開幕カードの中大戦(16日)は5回1/3を3安打3失点で降板した。「無駄な四球を出しているところが課題」と悔しさをにじませていたが、この日は制球に修正を加え、粘り強さを取り戻した。正村公弘監督(62)も「まだ本調子ではないと思うが、うちのエースなのでよく抑えてくれた」と評価した。指揮官に直訴して9回までマウンドに立ち続け、143球で完投勝利をつかみ取った。

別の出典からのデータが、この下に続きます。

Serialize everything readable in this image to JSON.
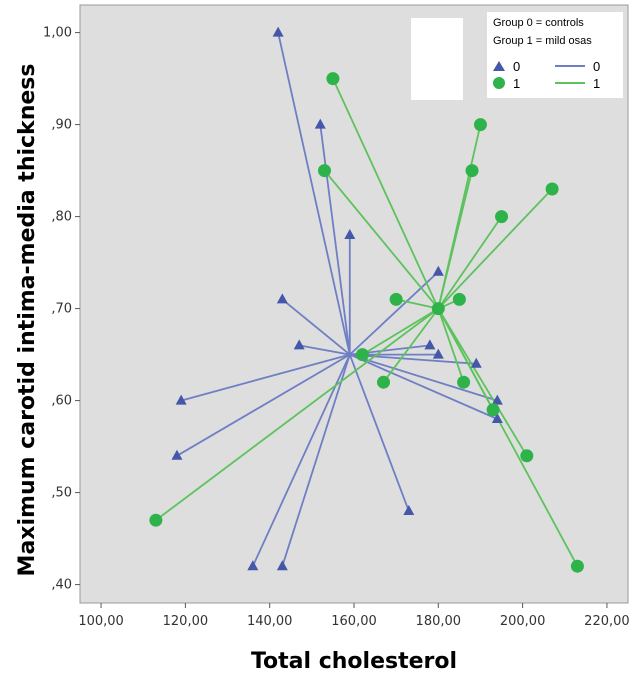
{
  "chart_data": {
    "type": "scatter",
    "xlabel": "Total cholesterol",
    "ylabel": "Maximum carotid intima-media thickness",
    "xlim": [
      95,
      225
    ],
    "ylim": [
      0.38,
      1.03
    ],
    "x_ticks": [
      "100,00",
      "120,00",
      "140,00",
      "160,00",
      "180,00",
      "200,00",
      "220,00"
    ],
    "y_ticks": [
      ",40",
      ",50",
      ",60",
      ",70",
      ",80",
      ",90",
      "1,00"
    ],
    "grid": false,
    "legend_position": "top-right",
    "legend_note": [
      "Group 0 = controls",
      "Group 1 = mild osas"
    ],
    "colors": {
      "group0": "#4457a8",
      "group1": "#2eb34a",
      "line0": "#6f7fc4",
      "line1": "#5cc35c",
      "plot_bg": "#dedede"
    },
    "series": [
      {
        "name": "0",
        "marker": "triangle",
        "centroid": [
          159,
          0.65
        ],
        "points": [
          [
            142,
            1.0
          ],
          [
            152,
            0.9
          ],
          [
            159,
            0.78
          ],
          [
            180,
            0.74
          ],
          [
            143,
            0.71
          ],
          [
            147,
            0.66
          ],
          [
            178,
            0.66
          ],
          [
            180,
            0.65
          ],
          [
            189,
            0.64
          ],
          [
            119,
            0.6
          ],
          [
            194,
            0.6
          ],
          [
            118,
            0.54
          ],
          [
            194,
            0.58
          ],
          [
            173,
            0.48
          ],
          [
            136,
            0.42
          ],
          [
            143,
            0.42
          ]
        ]
      },
      {
        "name": "1",
        "marker": "circle",
        "centroid": [
          180,
          0.7
        ],
        "points": [
          [
            155,
            0.95
          ],
          [
            190,
            0.9
          ],
          [
            153,
            0.85
          ],
          [
            188,
            0.85
          ],
          [
            207,
            0.83
          ],
          [
            195,
            0.8
          ],
          [
            170,
            0.71
          ],
          [
            185,
            0.71
          ],
          [
            180,
            0.7
          ],
          [
            162,
            0.65
          ],
          [
            167,
            0.62
          ],
          [
            186,
            0.62
          ],
          [
            193,
            0.59
          ],
          [
            201,
            0.54
          ],
          [
            113,
            0.47
          ],
          [
            213,
            0.42
          ]
        ]
      }
    ]
  }
}
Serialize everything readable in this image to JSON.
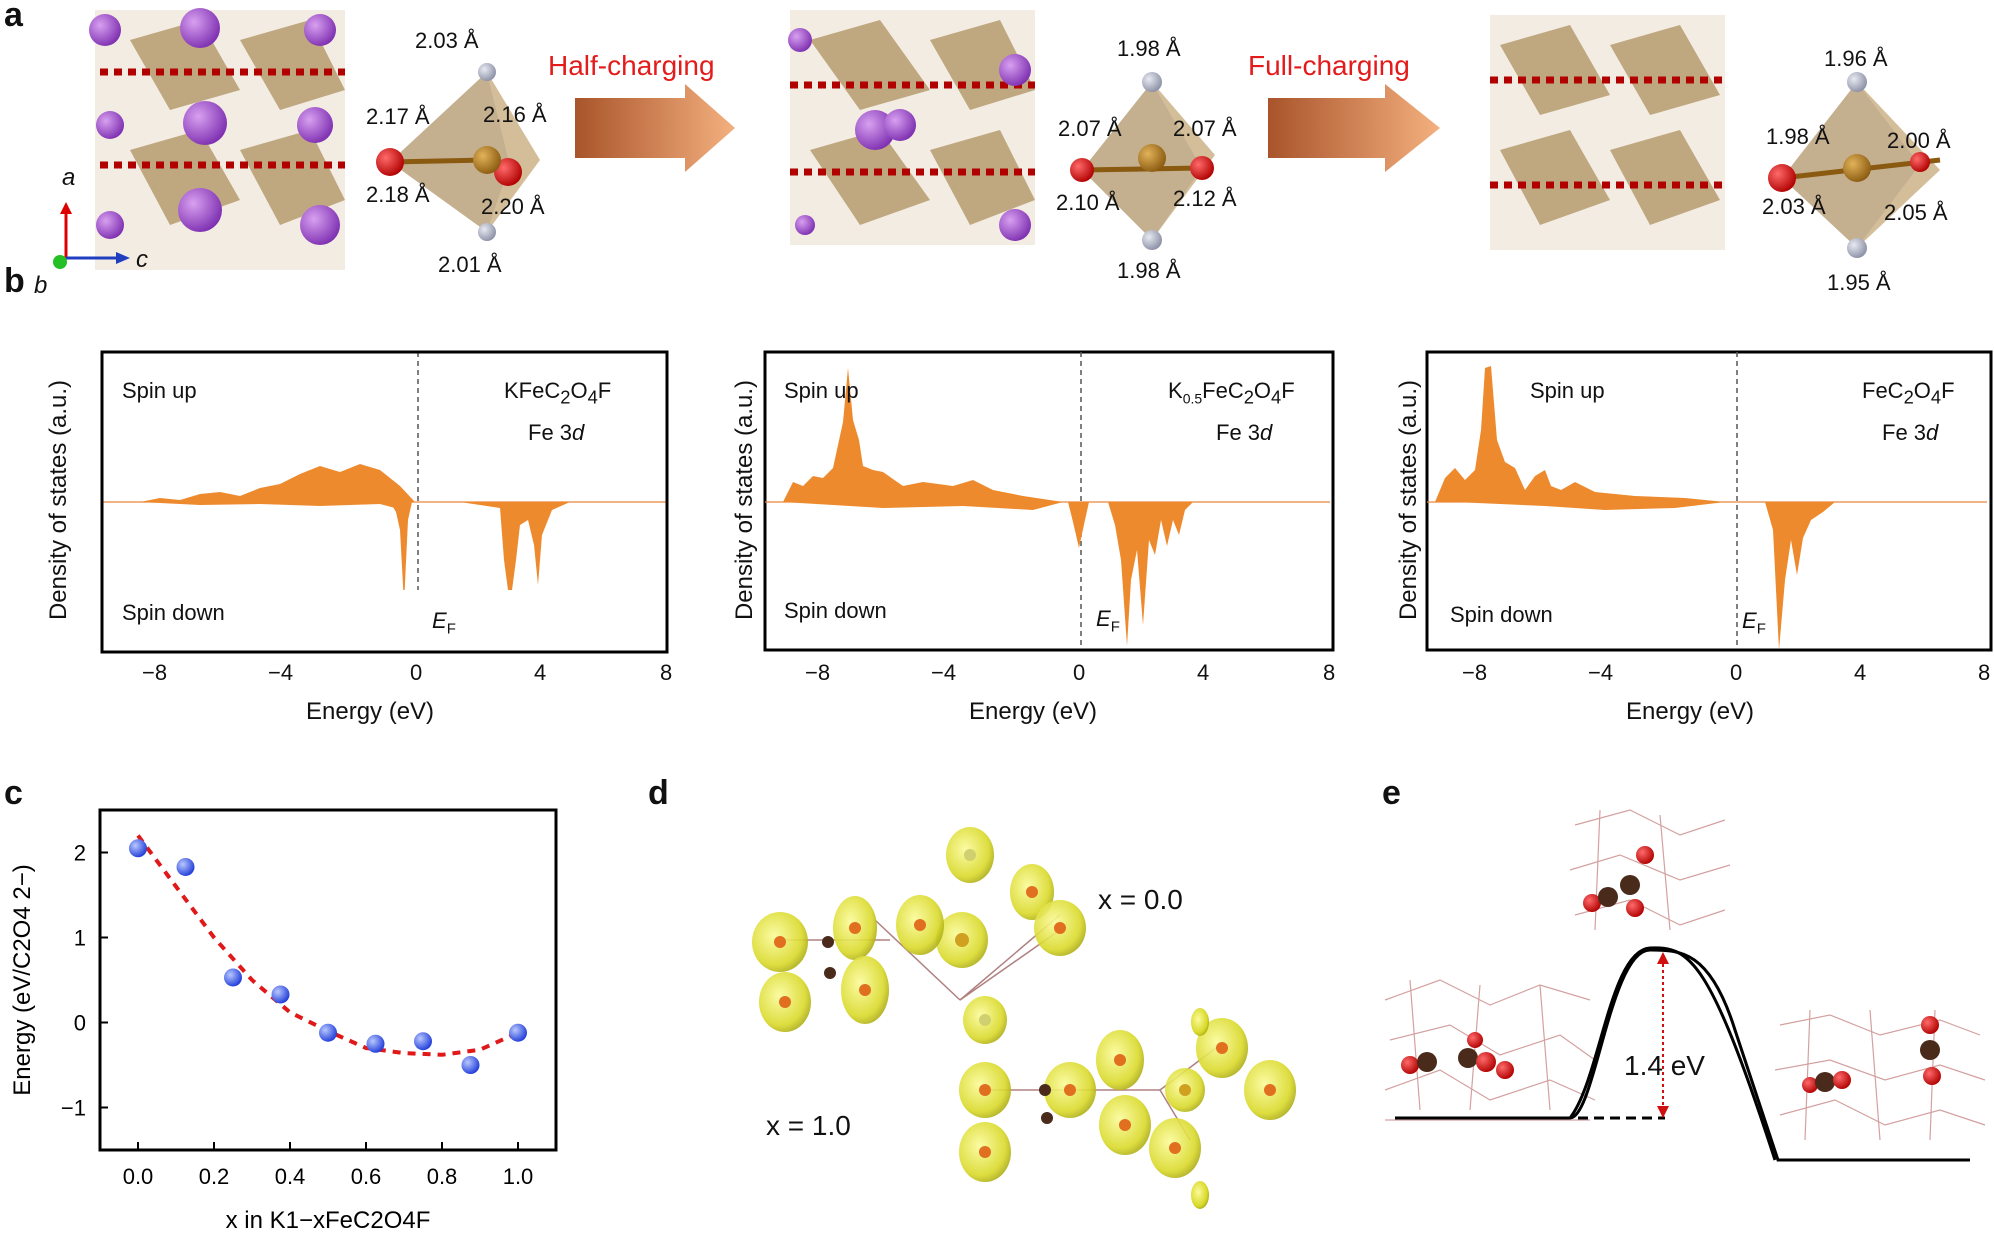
{
  "panels": {
    "a": "a",
    "b": "b",
    "c": "c",
    "d": "d",
    "e": "e"
  },
  "panel_a": {
    "arrows": [
      "Half-charging",
      "Full-charging"
    ],
    "axes": {
      "a": "a",
      "b": "b",
      "c": "c"
    },
    "oct1": [
      "2.03 Å",
      "2.17 Å",
      "2.16 Å",
      "2.18 Å",
      "2.20 Å",
      "2.01 Å"
    ],
    "oct2": [
      "1.98 Å",
      "2.07 Å",
      "2.07 Å",
      "2.10 Å",
      "2.12 Å",
      "1.98 Å"
    ],
    "oct3": [
      "1.96 Å",
      "1.98 Å",
      "2.00 Å",
      "2.03 Å",
      "2.05 Å",
      "1.95 Å"
    ]
  },
  "panel_b": {
    "ylabel": "Density of states (a.u.)",
    "xlabel": "Energy (eV)",
    "spin_up": "Spin up",
    "spin_down": "Spin down",
    "fermi": "E",
    "fermi_sub": "F",
    "orbital": "Fe 3",
    "orbital_d": "d",
    "xticks": [
      "−8",
      "−4",
      "0",
      "4",
      "8"
    ],
    "compounds": [
      {
        "pre": "KFeC",
        "s1": "2",
        "mid": "O",
        "s2": "4",
        "post": "F"
      },
      {
        "pre": "K",
        "s0": "0.5",
        "pre2": "FeC",
        "s1": "2",
        "mid": "O",
        "s2": "4",
        "post": "F"
      },
      {
        "pre": "FeC",
        "s1": "2",
        "mid": "O",
        "s2": "4",
        "post": "F"
      }
    ]
  },
  "panel_d": {
    "x0": "x = 0.0",
    "x1": "x = 1.0"
  },
  "panel_e": {
    "barrier": "1.4 eV"
  },
  "chart_data": {
    "type": "scatter",
    "title": "",
    "xlabel": "x in K1−xFeC2O4F",
    "ylabel": "Energy (eV/C2O4 2−)",
    "xlim": [
      -0.1,
      1.1
    ],
    "ylim": [
      -1.5,
      2.5
    ],
    "xticks": [
      "0.0",
      "0.2",
      "0.4",
      "0.6",
      "0.8",
      "1.0"
    ],
    "yticks": [
      "−1",
      "0",
      "1",
      "2"
    ],
    "x": [
      0.0,
      0.125,
      0.25,
      0.375,
      0.5,
      0.625,
      0.75,
      0.875,
      1.0
    ],
    "y": [
      2.05,
      1.83,
      0.53,
      0.33,
      -0.12,
      -0.25,
      -0.22,
      -0.5,
      -0.12
    ],
    "fit": {
      "x": [
        0.0,
        0.1,
        0.2,
        0.3,
        0.4,
        0.5,
        0.6,
        0.7,
        0.8,
        0.9,
        1.0
      ],
      "y": [
        2.2,
        1.6,
        1.0,
        0.5,
        0.12,
        -0.1,
        -0.3,
        -0.36,
        -0.38,
        -0.32,
        -0.12
      ]
    }
  }
}
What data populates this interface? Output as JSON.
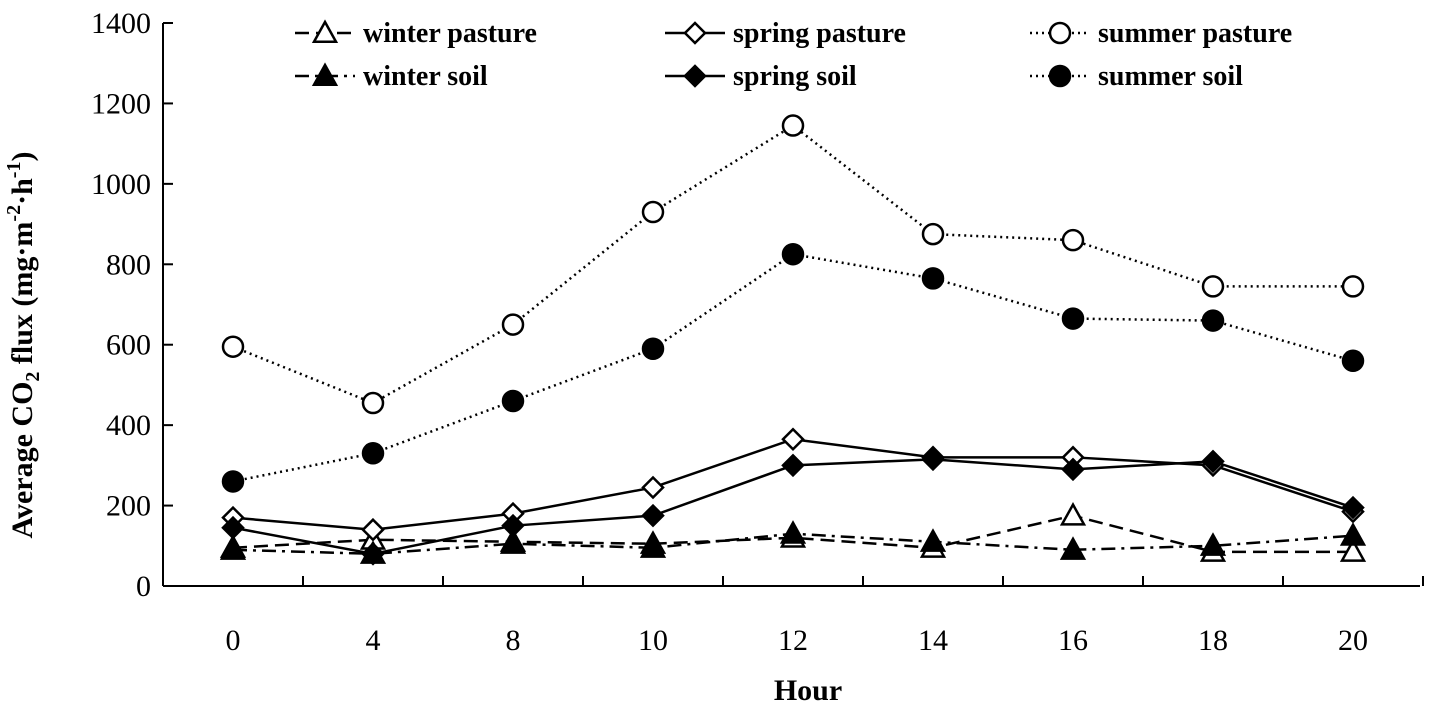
{
  "chart_data": {
    "type": "line",
    "xlabel": "Hour",
    "ylabel": "Average CO",
    "ylabel_sub": "2",
    "ylabel_rest": " flux (mg·m",
    "ylabel_sup1": "-2",
    "ylabel_mid": "·h",
    "ylabel_sup2": "-1",
    "ylabel_end": ")",
    "categories": [
      "0",
      "4",
      "8",
      "10",
      "12",
      "14",
      "16",
      "18",
      "20"
    ],
    "ylim": [
      0,
      1400
    ],
    "yticks": [
      "0",
      "200",
      "400",
      "600",
      "800",
      "1000",
      "1200",
      "1400"
    ],
    "grid": false,
    "legend_position": "top",
    "series": [
      {
        "name": "winter pasture",
        "marker": "triangle-open",
        "line": "dash",
        "values": [
          95,
          115,
          110,
          105,
          120,
          95,
          175,
          85,
          85
        ]
      },
      {
        "name": "spring pasture",
        "marker": "diamond-open",
        "line": "solid",
        "values": [
          170,
          140,
          180,
          245,
          365,
          320,
          320,
          300,
          185
        ]
      },
      {
        "name": "summer pasture",
        "marker": "circle-open",
        "line": "dot",
        "values": [
          595,
          455,
          650,
          930,
          1145,
          875,
          860,
          745,
          745
        ]
      },
      {
        "name": "winter soil",
        "marker": "triangle-filled",
        "line": "dashdot",
        "values": [
          90,
          80,
          105,
          95,
          130,
          110,
          90,
          100,
          125
        ]
      },
      {
        "name": "spring soil",
        "marker": "diamond-filled",
        "line": "solid",
        "values": [
          145,
          80,
          150,
          175,
          300,
          315,
          290,
          310,
          195
        ]
      },
      {
        "name": "summer soil",
        "marker": "circle-filled",
        "line": "dot",
        "values": [
          260,
          330,
          460,
          590,
          825,
          765,
          665,
          660,
          560
        ]
      }
    ]
  }
}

持ち味は最速152キロ直球と鋭く落ちるフォークだ。ネット裏のロッテ榎スカウト部長は「ドラフト上位12人の候補の中の1人。真っすぐが良いので、落ちる系のフォークやツーシームが有効。馬力があり、将来性も十分にある」と高く評価した。

4回1死満塁、5回1死二、三塁のピンチでは、いずれも得意のフォークを武器に三振を奪い、要所を締めた。「満塁の場面では四球を怖がらずにフォークを投げられた」と自信を口にした。

チームは連敗スタートからの巻き返しへ、大きな一歩を刻んだ。斉藤は「点を取ってもらって楽に投げられた部分もある。改善点はまだあるけど、勝ち切れて良かった」と安堵(あんど)の表情。1カ月後に迫るドラフトについて問われると「正直、あまり意識していない。ただ、1位で行きたい気持ちは入学当初から持っている」と率直に語った。

東都の舞台で数多くのプロ投手を輩出してきた亜大。最後の秋、エース斉藤が投げ抜いた姿は、ネット裏のスカウト陣への強力なアピール材料となった。